Jamie Bartlett

The driverless car revolution will open up all sorts of dilemmas

The driverless car revolution will open up all sorts of dilemmas
Text settings
Comments

Philip Hammond wants fully autonomous driverless cars on our roads by 2021. That’s not too far away, is it? I know it sounds like a science fiction year, but it’s only about fifty months off. Technologically, it’s plausible. Earlier this year I travelled over 100 miles in a driverless truck across Florida with the BBC. True, it was on long straight highways and not through Slough town centre in the rain, but still. Millions are being spent on this technology, and in the race between Google, Uber, Tesla and the rest, there will be rapid progress. And there is no doubt that driverless cars will be safer than these killing machines being operated by texting, confused and tired humans. Thousands are killed every year by human drivers. There will of, course, be some accidents, but the outcome overall will be positive.

But the real impediment won’t be technology. It’ll be us. First of all, think of the politics. One application of this technology – not immediately, but in time – will be to eliminate those who get paid to drive: buses, taxis, lorries. Given that the RMT goes on strike over pay increases and a handful of train operators, expect some major opposition to the decimation of an industry's worth of jobs. Of course no-one has a plan for these people, and no-one ever does. Least of all the people building the tech. Of course they’ll be new jobs – but I doubt the drivers will fill them. When I visited Silicon Valley recently, I was told repeatedly that unemployed truckers in their fifties should retrain as web-developers and machine learning specialists. This is the kind of idealism associated with not living in the real world. Driving employs an awful lot of people in this country – and it’s often a first rung on the job ladder for newly arrived migrants. We have until 2021 to work out how we might smooth this transition – otherwise the disputes over Uber’s license will seem like a breeze in comparison to what’s coming.

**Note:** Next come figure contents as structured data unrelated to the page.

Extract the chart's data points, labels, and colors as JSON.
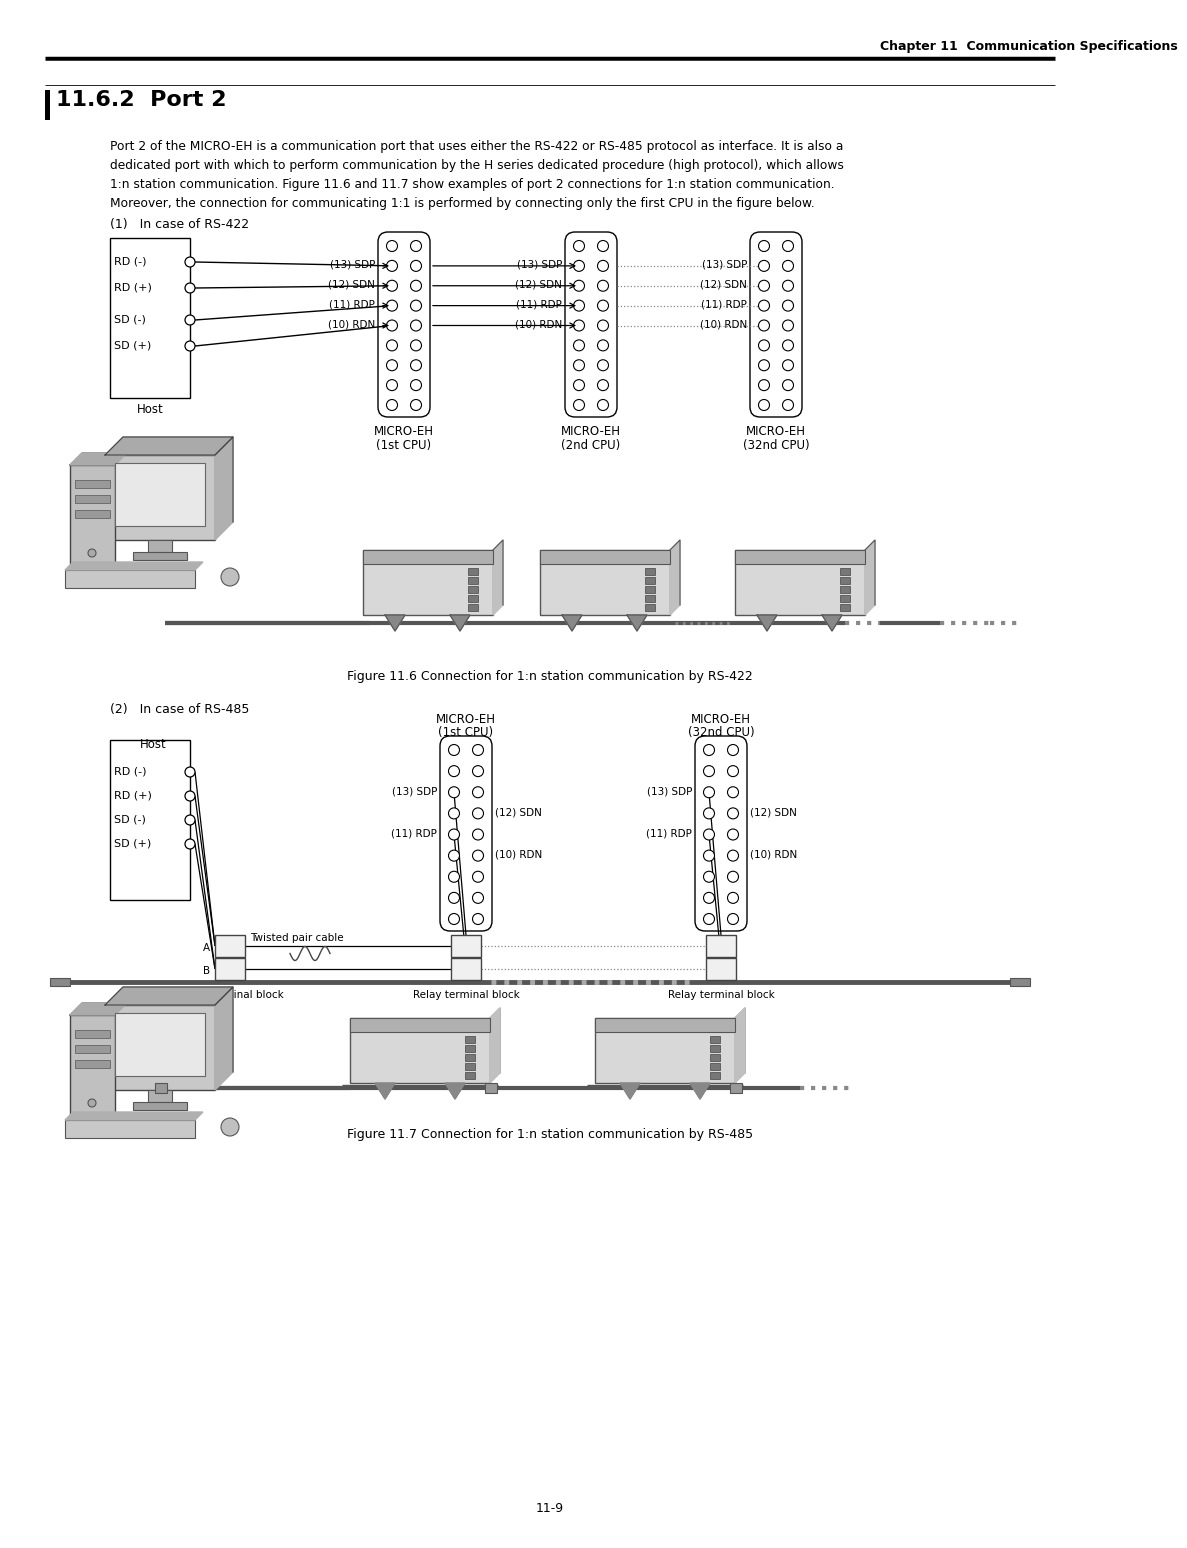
{
  "page_bg": "#ffffff",
  "header_text": "Chapter 11  Communication Specifications",
  "section_title": "11.6.2  Port 2",
  "body_text_lines": [
    "Port 2 of the MICRO-EH is a communication port that uses either the RS-422 or RS-485 protocol as interface. It is also a",
    "dedicated port with which to perform communication by the H series dedicated procedure (high protocol), which allows",
    "1:n station communication. Figure 11.6 and 11.7 show examples of port 2 connections for 1:n station communication.",
    "Moreover, the connection for communicating 1:1 is performed by connecting only the first CPU in the figure below."
  ],
  "fig1_caption": "Figure 11.6 Connection for 1:n station communication by RS-422",
  "fig2_caption": "Figure 11.7 Connection for 1:n station communication by RS-485",
  "page_number": "11-9",
  "subsection1": "(1)   In case of RS-422",
  "subsection2": "(2)   In case of RS-485"
}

And think of all the tedious Jeremy Clarkson articles about nothing-like-the-wind-in-your-hair-in-an-Alfa-Romeo you’ll have to wade through between now and then. About the roar of the Mustang, the freedom of the open road. That alone is enough to put me off the whole idea.  

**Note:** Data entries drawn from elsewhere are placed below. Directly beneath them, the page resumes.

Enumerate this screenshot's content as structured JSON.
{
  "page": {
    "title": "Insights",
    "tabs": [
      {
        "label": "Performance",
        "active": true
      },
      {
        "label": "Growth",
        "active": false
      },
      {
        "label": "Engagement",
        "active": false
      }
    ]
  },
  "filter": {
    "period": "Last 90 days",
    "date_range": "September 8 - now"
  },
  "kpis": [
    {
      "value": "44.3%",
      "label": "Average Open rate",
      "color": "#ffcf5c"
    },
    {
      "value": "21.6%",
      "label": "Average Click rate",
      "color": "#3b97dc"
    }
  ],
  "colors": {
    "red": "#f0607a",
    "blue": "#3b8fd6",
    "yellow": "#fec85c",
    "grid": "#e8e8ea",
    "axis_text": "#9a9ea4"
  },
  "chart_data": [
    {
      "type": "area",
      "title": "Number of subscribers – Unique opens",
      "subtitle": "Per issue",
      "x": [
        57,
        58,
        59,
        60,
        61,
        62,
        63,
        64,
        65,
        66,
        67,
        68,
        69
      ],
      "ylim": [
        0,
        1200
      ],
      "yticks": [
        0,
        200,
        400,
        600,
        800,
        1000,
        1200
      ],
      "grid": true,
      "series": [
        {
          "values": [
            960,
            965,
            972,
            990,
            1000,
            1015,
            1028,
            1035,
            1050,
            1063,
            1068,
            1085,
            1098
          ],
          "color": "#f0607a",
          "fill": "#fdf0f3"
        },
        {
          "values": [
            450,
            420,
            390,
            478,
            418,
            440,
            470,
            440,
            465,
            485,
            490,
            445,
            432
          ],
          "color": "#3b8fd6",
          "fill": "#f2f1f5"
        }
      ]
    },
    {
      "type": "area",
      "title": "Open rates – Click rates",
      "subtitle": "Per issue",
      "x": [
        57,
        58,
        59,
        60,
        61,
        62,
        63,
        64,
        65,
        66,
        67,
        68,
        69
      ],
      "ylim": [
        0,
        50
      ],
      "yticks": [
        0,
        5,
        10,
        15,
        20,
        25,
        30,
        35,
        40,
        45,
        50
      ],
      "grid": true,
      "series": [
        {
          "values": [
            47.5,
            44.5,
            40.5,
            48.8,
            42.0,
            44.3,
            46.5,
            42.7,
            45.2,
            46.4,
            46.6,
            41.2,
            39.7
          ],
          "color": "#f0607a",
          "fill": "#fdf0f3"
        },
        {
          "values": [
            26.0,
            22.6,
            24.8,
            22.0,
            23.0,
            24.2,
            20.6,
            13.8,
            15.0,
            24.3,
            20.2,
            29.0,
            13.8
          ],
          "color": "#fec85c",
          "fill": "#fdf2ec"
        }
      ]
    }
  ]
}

But perhaps the most interesting question is which philosophy the driverless vehicles will be programmed to follow. Imagine a scenario in which someone dashes out in front of a robot car. Continue and the man dies. Swerve and a different man dies. Stop suddenly and the passenger in the car dies. How would it decide?

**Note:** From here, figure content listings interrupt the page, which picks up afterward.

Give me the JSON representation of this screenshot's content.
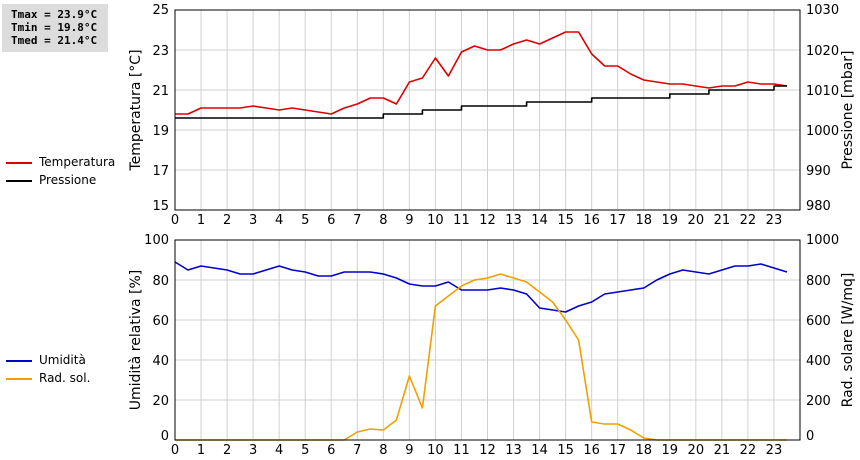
{
  "stats": {
    "tmax": "Tmax = 23.9°C",
    "tmin": "Tmin = 19.8°C",
    "tmed": "Tmed = 21.4°C"
  },
  "legend_top": [
    {
      "label": "Temperatura",
      "color": "#dd0000"
    },
    {
      "label": "Pressione",
      "color": "#000000"
    }
  ],
  "legend_bottom": [
    {
      "label": "Umidità",
      "color": "#0000cc"
    },
    {
      "label": "Rad. sol.",
      "color": "#f0a000"
    }
  ],
  "chart_data": [
    {
      "type": "line",
      "xlim": [
        0,
        24
      ],
      "xticks": [
        "0",
        "1",
        "2",
        "3",
        "4",
        "5",
        "6",
        "7",
        "8",
        "9",
        "10",
        "11",
        "12",
        "13",
        "14",
        "15",
        "16",
        "17",
        "18",
        "19",
        "20",
        "21",
        "22",
        "23"
      ],
      "ylabel": "Temperatura [°C]",
      "ylim": [
        15,
        25
      ],
      "yticks": [
        "15",
        "17",
        "19",
        "21",
        "23",
        "25"
      ],
      "y2label": "Pressione [mbar]",
      "y2lim": [
        980,
        1030
      ],
      "y2ticks": [
        "980",
        "990",
        "1000",
        "1010",
        "1020",
        "1030"
      ],
      "grid": true,
      "series": [
        {
          "name": "Temperatura",
          "axis": "left",
          "color": "#dd0000",
          "x": [
            0,
            0.5,
            1,
            1.5,
            2,
            2.5,
            3,
            3.5,
            4,
            4.5,
            5,
            5.5,
            6,
            6.5,
            7,
            7.5,
            8,
            8.5,
            9,
            9.5,
            10,
            10.5,
            11,
            11.5,
            12,
            12.5,
            13,
            13.5,
            14,
            14.5,
            15,
            15.5,
            16,
            16.5,
            17,
            17.5,
            18,
            18.5,
            19,
            19.5,
            20,
            20.5,
            21,
            21.5,
            22,
            22.5,
            23,
            23.5
          ],
          "values": [
            19.8,
            19.8,
            20.1,
            20.1,
            20.1,
            20.1,
            20.2,
            20.1,
            20.0,
            20.1,
            20.0,
            19.9,
            19.8,
            20.1,
            20.3,
            20.6,
            20.6,
            20.3,
            21.4,
            21.6,
            22.6,
            21.7,
            22.9,
            23.2,
            23.0,
            23.0,
            23.3,
            23.5,
            23.3,
            23.6,
            23.9,
            23.9,
            22.8,
            22.2,
            22.2,
            21.8,
            21.5,
            21.4,
            21.3,
            21.3,
            21.2,
            21.1,
            21.2,
            21.2,
            21.4,
            21.3,
            21.3,
            21.2
          ]
        },
        {
          "name": "Pressione",
          "axis": "right",
          "color": "#000000",
          "x": [
            0,
            0.5,
            1,
            1.5,
            2,
            2.5,
            3,
            3.5,
            4,
            4.5,
            5,
            5.5,
            6,
            6.5,
            7,
            7.5,
            8,
            8.5,
            9,
            9.5,
            10,
            10.5,
            11,
            11.5,
            12,
            12.5,
            13,
            13.5,
            14,
            14.5,
            15,
            15.5,
            16,
            16.5,
            17,
            17.5,
            18,
            18.5,
            19,
            19.5,
            20,
            20.5,
            21,
            21.5,
            22,
            22.5,
            23,
            23.5
          ],
          "values": [
            1003,
            1003,
            1003,
            1003,
            1003,
            1003,
            1003,
            1003,
            1003,
            1003,
            1003,
            1003,
            1003,
            1003,
            1003,
            1003,
            1004,
            1004,
            1004,
            1005,
            1005,
            1005,
            1006,
            1006,
            1006,
            1006,
            1006,
            1007,
            1007,
            1007,
            1007,
            1007,
            1008,
            1008,
            1008,
            1008,
            1008,
            1008,
            1009,
            1009,
            1009,
            1010,
            1010,
            1010,
            1010,
            1010,
            1011,
            1011
          ]
        }
      ]
    },
    {
      "type": "line",
      "xlim": [
        0,
        24
      ],
      "xticks": [
        "0",
        "1",
        "2",
        "3",
        "4",
        "5",
        "6",
        "7",
        "8",
        "9",
        "10",
        "11",
        "12",
        "13",
        "14",
        "15",
        "16",
        "17",
        "18",
        "19",
        "20",
        "21",
        "22",
        "23"
      ],
      "ylabel": "Umidità relativa [%]",
      "ylim": [
        0,
        100
      ],
      "yticks": [
        "0",
        "20",
        "40",
        "60",
        "80",
        "100"
      ],
      "y2label": "Rad. solare [W/mq]",
      "y2lim": [
        0,
        1000
      ],
      "y2ticks": [
        "0",
        "200",
        "400",
        "600",
        "800",
        "1000"
      ],
      "grid": true,
      "series": [
        {
          "name": "Umidità",
          "axis": "left",
          "color": "#0000cc",
          "x": [
            0,
            0.5,
            1,
            1.5,
            2,
            2.5,
            3,
            3.5,
            4,
            4.5,
            5,
            5.5,
            6,
            6.5,
            7,
            7.5,
            8,
            8.5,
            9,
            9.5,
            10,
            10.5,
            11,
            11.5,
            12,
            12.5,
            13,
            13.5,
            14,
            14.5,
            15,
            15.5,
            16,
            16.5,
            17,
            17.5,
            18,
            18.5,
            19,
            19.5,
            20,
            20.5,
            21,
            21.5,
            22,
            22.5,
            23,
            23.5
          ],
          "values": [
            89,
            85,
            87,
            86,
            85,
            83,
            83,
            85,
            87,
            85,
            84,
            82,
            82,
            84,
            84,
            84,
            83,
            81,
            78,
            77,
            77,
            79,
            75,
            75,
            75,
            76,
            75,
            73,
            66,
            65,
            64,
            67,
            69,
            73,
            74,
            75,
            76,
            80,
            83,
            85,
            84,
            83,
            85,
            87,
            87,
            88,
            86,
            84
          ]
        },
        {
          "name": "Rad. sol.",
          "axis": "right",
          "color": "#f0a000",
          "x": [
            0,
            0.5,
            1,
            1.5,
            2,
            2.5,
            3,
            3.5,
            4,
            4.5,
            5,
            5.5,
            6,
            6.5,
            7,
            7.5,
            8,
            8.5,
            9,
            9.5,
            10,
            10.5,
            11,
            11.5,
            12,
            12.5,
            13,
            13.5,
            14,
            14.5,
            15,
            15.5,
            16,
            16.5,
            17,
            17.5,
            18,
            18.5,
            19,
            19.5,
            20,
            20.5,
            21,
            21.5,
            22,
            22.5,
            23,
            23.5
          ],
          "values": [
            0,
            0,
            0,
            0,
            0,
            0,
            0,
            0,
            0,
            0,
            0,
            0,
            0,
            0,
            40,
            55,
            50,
            100,
            320,
            160,
            670,
            720,
            770,
            800,
            810,
            830,
            810,
            790,
            740,
            690,
            600,
            500,
            90,
            80,
            80,
            50,
            10,
            0,
            0,
            0,
            0,
            0,
            0,
            0,
            0,
            0,
            0,
            0
          ]
        }
      ]
    }
  ]
}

As it happens, there’s a whole branch of philosophy dedicated to this problem, known as ‘trolleyology’. The scenario is of a runaway train steaming toward five people tied to the track. You are standing nearby and can pull a lever to divert the train onto a side track. However, there is one person tied up on the side track too. So what do you do? The utilitarian would of course pull the lever, and save the most lives as possible. The deontologist might prefer not to get involved in committing a moral wrong and let the train run its course. And from that premise, all sorts of scenarios can be sketched out. Would you pull the lever if: You knew the person tied on track 1, but not the person on track 2; the person on track 1 was very young, and the person on track 2 was extremely old; the person on track 1 was a criminal, the person on track 2 was a priest; and on and on.

I always thought this was some silly undergraduate philosopher’s game. But these are the sorts of dilemmas that the programmers of these driverless cars will face. I’m not sure which I’d choose, but I’d certainly be upset if a family member was paralysed because my utilitarian car decided to swerve in front of bus to avoid a squadron of drunk cyclists. And just think of the lawsuits. Our legal system is not really set up to deal with trawling through complex proprietary machine learning algorithms to figure out if there was a faulty line of code which meant that the car made a wrong decision. Who is to blame: the software engineer? The guy who signed off? The person who wrote the source code? The pedestrian who stepped out? Human-driven cars at least benefit from a relatively clear determination of responsibility.   

Until these human problems are resolved – and maybe they can’t be resolved – driverless cars won’t be going anywhere. Personally, I’d like a little lever in my own car so I could decide for myself – perhaps switching it up depending on the mood I’m in? Although I’d make sure the default setting was to ‘save driver’s life at all costs’, since I am, of course, a far safer and better driver than all those other maniacs on the road.